Asentí con la cabeza. Cuando acabó, se despidió de mí y de Bella. La cena entró en ese instante por la puerta. Ella se acercó a la bandeja y sin dudar, me dio al cortada de pescado y después el plátano. Sentí como su mano acariciaba de nuevo mi mejilla cuando apartó la bandeja.
-Esta tan suave.- La oí murmurar.- Te quiero tanto.- Dijo de nuevo junto a mi pecho ahora.
-Bella.- Le llamé.- Tendrías que estar con tu hijo ahora y no aquí perdiendo tu tiempo.- Sentí por primera vez, como una lágrima se escapaba de mis ojos al decir aquellas palabras.
-Él esta bien cuidado. Tú, necesitas ahora más de mí.
-Siento lo de esta tarde.- Le dije, realmente me sentía mal haberme apartado de esa forma.
-Perdóname tú a mí. Ahora si me he de marchar. Te quiero, no lo olvides nunca.- Besó mi mejilla y salió con la cabeza agachada de la habitación.

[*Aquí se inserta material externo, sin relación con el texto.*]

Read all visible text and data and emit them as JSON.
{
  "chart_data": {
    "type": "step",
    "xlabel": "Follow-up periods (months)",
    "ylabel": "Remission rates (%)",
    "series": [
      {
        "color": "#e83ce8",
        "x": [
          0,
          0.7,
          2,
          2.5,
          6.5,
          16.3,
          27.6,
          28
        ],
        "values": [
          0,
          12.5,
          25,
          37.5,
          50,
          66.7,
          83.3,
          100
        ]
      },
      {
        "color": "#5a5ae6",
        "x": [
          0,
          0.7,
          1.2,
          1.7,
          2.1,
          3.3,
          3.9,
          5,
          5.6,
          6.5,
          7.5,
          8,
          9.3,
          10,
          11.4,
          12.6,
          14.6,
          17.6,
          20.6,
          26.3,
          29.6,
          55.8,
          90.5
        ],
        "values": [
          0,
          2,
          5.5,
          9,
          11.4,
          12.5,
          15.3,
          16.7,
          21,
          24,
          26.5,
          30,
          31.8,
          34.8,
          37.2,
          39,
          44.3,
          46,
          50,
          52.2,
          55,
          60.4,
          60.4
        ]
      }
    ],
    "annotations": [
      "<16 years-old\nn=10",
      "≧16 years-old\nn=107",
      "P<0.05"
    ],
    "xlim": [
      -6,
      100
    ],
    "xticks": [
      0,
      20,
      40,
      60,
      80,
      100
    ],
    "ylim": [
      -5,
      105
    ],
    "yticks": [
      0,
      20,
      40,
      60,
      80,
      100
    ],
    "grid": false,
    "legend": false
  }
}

Me sentí realmente mal. Debía conseguir que ella no volviera más. Dejaría que mi padre y mi madre se acercaran a mí, pero ella no podía ser. Mi hijo la necesitaba más que yo. Era muy pequeño todavía y extrañaba a su madre. Yo podía vivir solo. Debía hacerlo solo. Cerré mis ojos y caí en un sueño profundo.

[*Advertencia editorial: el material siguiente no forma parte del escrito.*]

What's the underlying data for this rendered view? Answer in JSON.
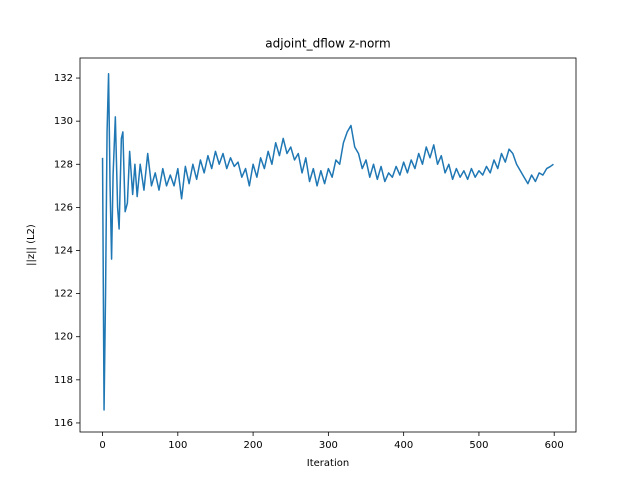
{
  "chart_data": {
    "type": "line",
    "title": "adjoint_dflow z-norm",
    "xlabel": "Iteration",
    "ylabel": "||z|| (L2)",
    "color": "#1f77b4",
    "x": [
      0,
      2,
      4,
      6,
      8,
      10,
      12,
      14,
      17,
      20,
      22,
      25,
      27,
      30,
      33,
      36,
      40,
      43,
      46,
      50,
      55,
      60,
      65,
      70,
      75,
      80,
      85,
      90,
      95,
      100,
      105,
      110,
      115,
      120,
      125,
      130,
      135,
      140,
      145,
      150,
      155,
      160,
      165,
      170,
      175,
      180,
      185,
      190,
      195,
      200,
      205,
      210,
      215,
      220,
      225,
      230,
      235,
      240,
      245,
      250,
      255,
      260,
      265,
      270,
      275,
      280,
      285,
      290,
      295,
      300,
      305,
      310,
      315,
      320,
      325,
      330,
      335,
      340,
      345,
      350,
      355,
      360,
      365,
      370,
      375,
      380,
      385,
      390,
      395,
      400,
      405,
      410,
      415,
      420,
      425,
      430,
      435,
      440,
      445,
      450,
      455,
      460,
      465,
      470,
      475,
      480,
      485,
      490,
      495,
      500,
      505,
      510,
      515,
      520,
      525,
      530,
      535,
      540,
      545,
      550,
      555,
      560,
      565,
      570,
      575,
      580,
      585,
      590,
      595,
      599
    ],
    "values": [
      128.3,
      116.6,
      122,
      129.5,
      132.2,
      127,
      123.6,
      127.5,
      130.2,
      126,
      125,
      129.2,
      129.5,
      125.8,
      126.2,
      128.6,
      126.6,
      128.0,
      126.5,
      128.0,
      126.8,
      128.5,
      127.0,
      127.6,
      126.8,
      127.8,
      127.0,
      127.5,
      127.0,
      127.8,
      126.4,
      127.9,
      127.1,
      128.0,
      127.3,
      128.2,
      127.6,
      128.4,
      127.8,
      128.6,
      128.0,
      128.5,
      127.8,
      128.3,
      127.9,
      128.1,
      127.4,
      127.8,
      127.0,
      128.0,
      127.4,
      128.3,
      127.8,
      128.6,
      128.0,
      129.0,
      128.4,
      129.2,
      128.5,
      128.8,
      128.2,
      128.5,
      127.6,
      128.3,
      127.2,
      127.8,
      127.0,
      127.7,
      127.1,
      127.8,
      127.4,
      128.2,
      128.0,
      129.0,
      129.5,
      129.8,
      128.8,
      128.5,
      127.8,
      128.2,
      127.4,
      128.0,
      127.3,
      127.9,
      127.2,
      127.6,
      127.4,
      127.9,
      127.5,
      128.1,
      127.6,
      128.2,
      127.8,
      128.5,
      128.0,
      128.8,
      128.3,
      128.9,
      128.0,
      128.4,
      127.6,
      128.0,
      127.3,
      127.8,
      127.4,
      127.7,
      127.3,
      127.8,
      127.4,
      127.7,
      127.5,
      127.9,
      127.6,
      128.2,
      127.8,
      128.5,
      128.1,
      128.7,
      128.5,
      128.0,
      127.7,
      127.4,
      127.1,
      127.5,
      127.2,
      127.6,
      127.5,
      127.8,
      127.9,
      128.0
    ],
    "xlim": [
      -29.95,
      628.95
    ],
    "ylim": [
      115.58,
      132.93
    ],
    "xticks": [
      0,
      100,
      200,
      300,
      400,
      500,
      600
    ],
    "yticks": [
      116,
      118,
      120,
      122,
      124,
      126,
      128,
      130,
      132
    ]
  }
}
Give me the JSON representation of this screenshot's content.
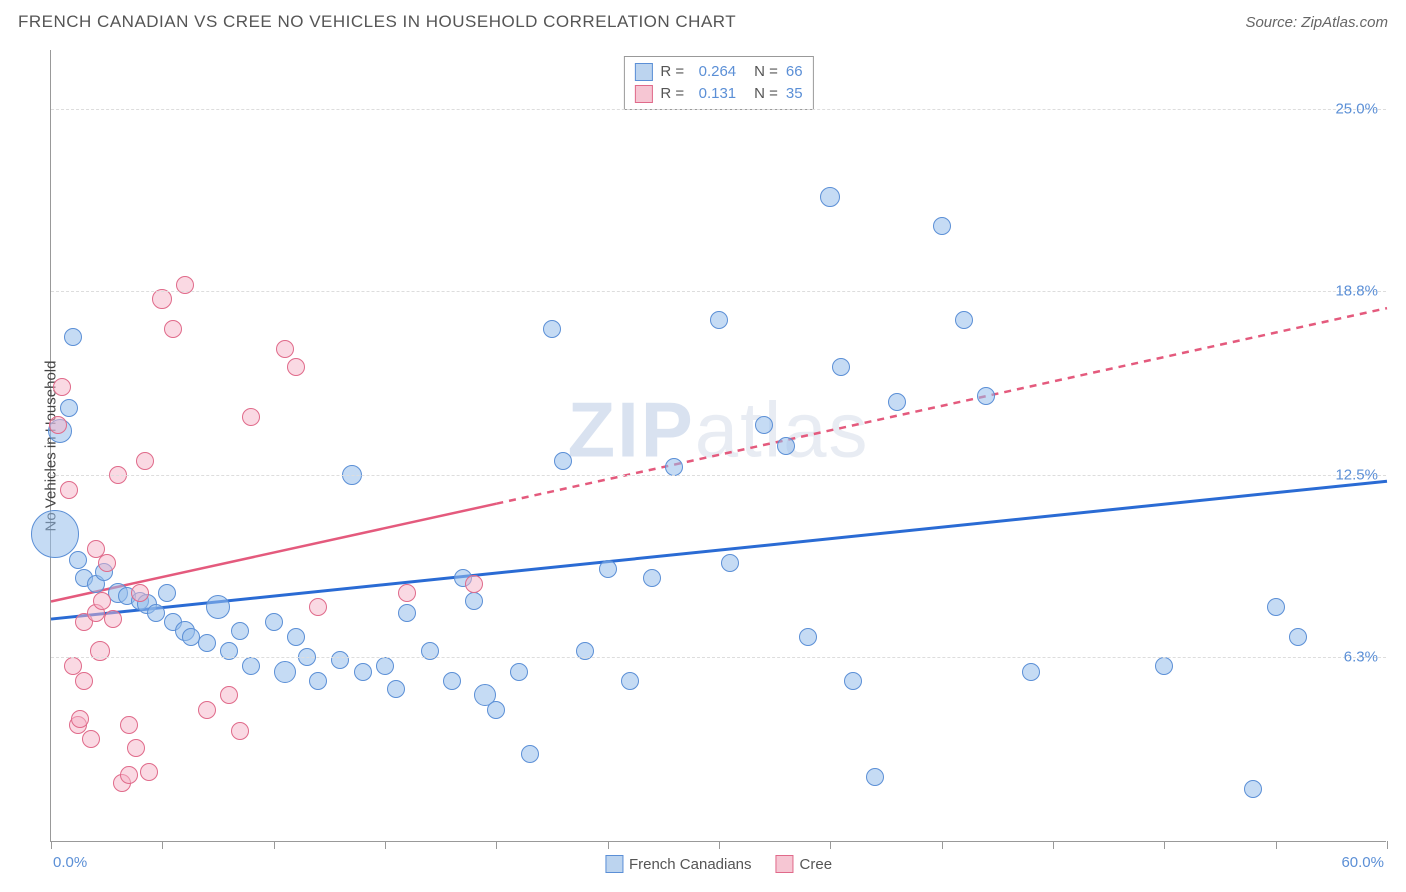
{
  "header": {
    "title": "FRENCH CANADIAN VS CREE NO VEHICLES IN HOUSEHOLD CORRELATION CHART",
    "source": "Source: ZipAtlas.com"
  },
  "watermark": {
    "bold": "ZIP",
    "light": "atlas"
  },
  "axes": {
    "ylabel": "No Vehicles in Household",
    "x_min": 0.0,
    "x_max": 60.0,
    "y_min": 0.0,
    "y_max": 27.0,
    "y_ticks": [
      6.3,
      12.5,
      18.8,
      25.0
    ],
    "x_tick_spacing": 5.0,
    "x_start_label": "0.0%",
    "x_end_label": "60.0%",
    "grid_color": "#dddddd",
    "axis_color": "#999999",
    "tick_label_color": "#5b8fd6",
    "axis_label_color": "#444444",
    "axis_label_fontsize": 15
  },
  "correlation_box": {
    "rows": [
      {
        "swatch_fill": "#bcd4ef",
        "swatch_border": "#5b8fd6",
        "r_label": "R =",
        "r": "0.264",
        "n_label": "N =",
        "n": "66"
      },
      {
        "swatch_fill": "#f6c6d3",
        "swatch_border": "#e06a8a",
        "r_label": "R =",
        "r": "0.131",
        "n_label": "N =",
        "n": "35"
      }
    ]
  },
  "legend": {
    "items": [
      {
        "label": "French Canadians",
        "swatch_fill": "#bcd4ef",
        "swatch_border": "#5b8fd6"
      },
      {
        "label": "Cree",
        "swatch_fill": "#f6c6d3",
        "swatch_border": "#e06a8a"
      }
    ]
  },
  "series": [
    {
      "name": "french_canadians",
      "marker_fill": "rgba(150,190,235,0.55)",
      "marker_stroke": "#5b8fd6",
      "marker_radius": 9,
      "trend": {
        "color": "#2a6bd4",
        "width": 3,
        "x1": 0,
        "y1": 7.6,
        "x2": 60,
        "y2": 12.3,
        "dash": null
      },
      "points": [
        [
          0.2,
          10.5,
          24
        ],
        [
          1.0,
          17.2,
          9
        ],
        [
          0.8,
          14.8,
          9
        ],
        [
          0.4,
          14.0,
          12
        ],
        [
          1.2,
          9.6,
          9
        ],
        [
          1.5,
          9.0,
          9
        ],
        [
          2.0,
          8.8,
          9
        ],
        [
          2.4,
          9.2,
          9
        ],
        [
          3.0,
          8.5,
          10
        ],
        [
          3.4,
          8.4,
          9
        ],
        [
          4.0,
          8.2,
          9
        ],
        [
          4.3,
          8.1,
          10
        ],
        [
          4.7,
          7.8,
          9
        ],
        [
          5.2,
          8.5,
          9
        ],
        [
          5.5,
          7.5,
          9
        ],
        [
          6.0,
          7.2,
          10
        ],
        [
          6.3,
          7.0,
          9
        ],
        [
          7.0,
          6.8,
          9
        ],
        [
          7.5,
          8.0,
          12
        ],
        [
          8.0,
          6.5,
          9
        ],
        [
          8.5,
          7.2,
          9
        ],
        [
          9.0,
          6.0,
          9
        ],
        [
          10.0,
          7.5,
          9
        ],
        [
          10.5,
          5.8,
          11
        ],
        [
          11.0,
          7.0,
          9
        ],
        [
          11.5,
          6.3,
          9
        ],
        [
          12.0,
          5.5,
          9
        ],
        [
          13.0,
          6.2,
          9
        ],
        [
          13.5,
          12.5,
          10
        ],
        [
          14.0,
          5.8,
          9
        ],
        [
          15.0,
          6.0,
          9
        ],
        [
          15.5,
          5.2,
          9
        ],
        [
          16.0,
          7.8,
          9
        ],
        [
          17.0,
          6.5,
          9
        ],
        [
          18.0,
          5.5,
          9
        ],
        [
          18.5,
          9.0,
          9
        ],
        [
          19.0,
          8.2,
          9
        ],
        [
          19.5,
          5.0,
          11
        ],
        [
          20.0,
          4.5,
          9
        ],
        [
          21.0,
          5.8,
          9
        ],
        [
          21.5,
          3.0,
          9
        ],
        [
          22.5,
          17.5,
          9
        ],
        [
          23.0,
          13.0,
          9
        ],
        [
          24.0,
          6.5,
          9
        ],
        [
          25.0,
          9.3,
          9
        ],
        [
          26.0,
          5.5,
          9
        ],
        [
          27.0,
          9.0,
          9
        ],
        [
          28.0,
          12.8,
          9
        ],
        [
          30.0,
          17.8,
          9
        ],
        [
          30.5,
          9.5,
          9
        ],
        [
          32.0,
          14.2,
          9
        ],
        [
          33.0,
          13.5,
          9
        ],
        [
          34.0,
          7.0,
          9
        ],
        [
          35.0,
          22.0,
          10
        ],
        [
          35.5,
          16.2,
          9
        ],
        [
          36.0,
          5.5,
          9
        ],
        [
          37.0,
          2.2,
          9
        ],
        [
          38.0,
          15.0,
          9
        ],
        [
          40.0,
          21.0,
          9
        ],
        [
          41.0,
          17.8,
          9
        ],
        [
          42.0,
          15.2,
          9
        ],
        [
          44.0,
          5.8,
          9
        ],
        [
          50.0,
          6.0,
          9
        ],
        [
          54.0,
          1.8,
          9
        ],
        [
          55.0,
          8.0,
          9
        ],
        [
          56.0,
          7.0,
          9
        ]
      ]
    },
    {
      "name": "cree",
      "marker_fill": "rgba(245,180,200,0.5)",
      "marker_stroke": "#e06a8a",
      "marker_radius": 9,
      "trend": {
        "color": "#e45a7d",
        "width": 2.5,
        "x1": 0,
        "y1": 8.2,
        "x2": 60,
        "y2": 18.2,
        "dash": "7 6",
        "solid_until_x": 20
      },
      "points": [
        [
          0.5,
          15.5,
          9
        ],
        [
          0.3,
          14.2,
          9
        ],
        [
          0.8,
          12.0,
          9
        ],
        [
          1.0,
          6.0,
          9
        ],
        [
          1.2,
          4.0,
          9
        ],
        [
          1.3,
          4.2,
          9
        ],
        [
          1.5,
          5.5,
          9
        ],
        [
          1.5,
          7.5,
          9
        ],
        [
          1.8,
          3.5,
          9
        ],
        [
          2.0,
          10.0,
          9
        ],
        [
          2.0,
          7.8,
          9
        ],
        [
          2.2,
          6.5,
          10
        ],
        [
          2.3,
          8.2,
          9
        ],
        [
          2.5,
          9.5,
          9
        ],
        [
          2.8,
          7.6,
          9
        ],
        [
          3.0,
          12.5,
          9
        ],
        [
          3.2,
          2.0,
          9
        ],
        [
          3.5,
          4.0,
          9
        ],
        [
          3.5,
          2.3,
          9
        ],
        [
          3.8,
          3.2,
          9
        ],
        [
          4.0,
          8.5,
          9
        ],
        [
          4.2,
          13.0,
          9
        ],
        [
          4.4,
          2.4,
          9
        ],
        [
          5.0,
          18.5,
          10
        ],
        [
          5.5,
          17.5,
          9
        ],
        [
          6.0,
          19.0,
          9
        ],
        [
          7.0,
          4.5,
          9
        ],
        [
          8.0,
          5.0,
          9
        ],
        [
          8.5,
          3.8,
          9
        ],
        [
          9.0,
          14.5,
          9
        ],
        [
          10.5,
          16.8,
          9
        ],
        [
          11.0,
          16.2,
          9
        ],
        [
          12.0,
          8.0,
          9
        ],
        [
          16.0,
          8.5,
          9
        ],
        [
          19.0,
          8.8,
          9
        ]
      ]
    }
  ]
}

Cuando los abrí, observé todo aquello que había a mi alrededor. Mi cuerpo me dolía como si me hubiesen pegado una gran paliza. Supe enseguida que se debía a los esfuerzos que había hecho el día anterior. Escuché como pasaban con las bandejas por los cuartos. Era la hora del desayuno. Relamí mis labios, tenía demasiada hambre.

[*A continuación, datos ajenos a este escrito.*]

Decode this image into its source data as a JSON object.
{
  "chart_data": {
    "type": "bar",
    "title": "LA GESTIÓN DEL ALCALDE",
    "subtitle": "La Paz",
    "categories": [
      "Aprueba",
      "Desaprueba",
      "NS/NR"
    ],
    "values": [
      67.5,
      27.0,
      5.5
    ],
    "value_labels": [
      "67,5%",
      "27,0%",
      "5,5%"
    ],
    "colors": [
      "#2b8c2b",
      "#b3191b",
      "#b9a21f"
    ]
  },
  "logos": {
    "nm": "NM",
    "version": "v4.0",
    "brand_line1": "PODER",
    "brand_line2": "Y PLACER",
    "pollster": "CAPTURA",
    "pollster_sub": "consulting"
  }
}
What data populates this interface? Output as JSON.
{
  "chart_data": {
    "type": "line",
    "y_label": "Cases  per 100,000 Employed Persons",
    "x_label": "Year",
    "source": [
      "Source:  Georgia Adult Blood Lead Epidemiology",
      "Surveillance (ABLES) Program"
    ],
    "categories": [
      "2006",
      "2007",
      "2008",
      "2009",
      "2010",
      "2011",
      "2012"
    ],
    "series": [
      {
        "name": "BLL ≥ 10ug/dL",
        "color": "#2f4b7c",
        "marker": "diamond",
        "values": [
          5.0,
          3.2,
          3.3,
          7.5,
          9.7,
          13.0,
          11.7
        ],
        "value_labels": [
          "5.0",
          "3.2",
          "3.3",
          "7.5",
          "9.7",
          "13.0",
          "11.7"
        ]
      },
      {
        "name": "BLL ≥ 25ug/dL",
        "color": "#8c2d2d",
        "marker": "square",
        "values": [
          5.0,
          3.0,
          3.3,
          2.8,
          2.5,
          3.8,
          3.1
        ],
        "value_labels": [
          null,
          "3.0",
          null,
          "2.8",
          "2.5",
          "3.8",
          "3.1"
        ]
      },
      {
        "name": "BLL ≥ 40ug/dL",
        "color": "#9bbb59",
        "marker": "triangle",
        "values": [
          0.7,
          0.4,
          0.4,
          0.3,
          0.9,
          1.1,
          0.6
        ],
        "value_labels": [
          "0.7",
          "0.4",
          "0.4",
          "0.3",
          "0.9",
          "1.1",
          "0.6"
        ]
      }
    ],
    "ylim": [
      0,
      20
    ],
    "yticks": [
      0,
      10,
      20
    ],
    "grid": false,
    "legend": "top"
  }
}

Sentí como alguien acariciaba mi hombro y me sobresalté en ese instante. Unos ojos impresionantes me observaban y una sonrisa estaba formada en su rostro. Negué con al cabeza. Era lunes, solo eran las ocho de la mañana ¿Qué hacía ella allí? Intenté hablar, pero sentí mi garganta pesada.
-Necesitas hoy un baño principito. Ahora te ayudaré.- Su voz sonó en mi cabeza.
-Bella ¿Qué haces aquí?- Dije al fin.
-Es una historia un poco larga. Ahora, solo te has de preocupar por ti.- Acarició mi pelo y sonrió.
Tragué pesadamente ¿Qué había ocurrido? Sentí como Bella me destapaba y tiraba de mis piernas.
-¿Qué haces?- Le pregunté confuso.- Tengo hambre.- le afirmé.
-Primero vas a darte un buen baño. Ya es hora después de tatos meses lavándote solo con una toalla.- Sonrió.
No podía ser. Ella no podía ayudarme, pesaba mucho para ella ¿es que todos iban a hacer lo que les diera la gana, sin contar con mi opinión?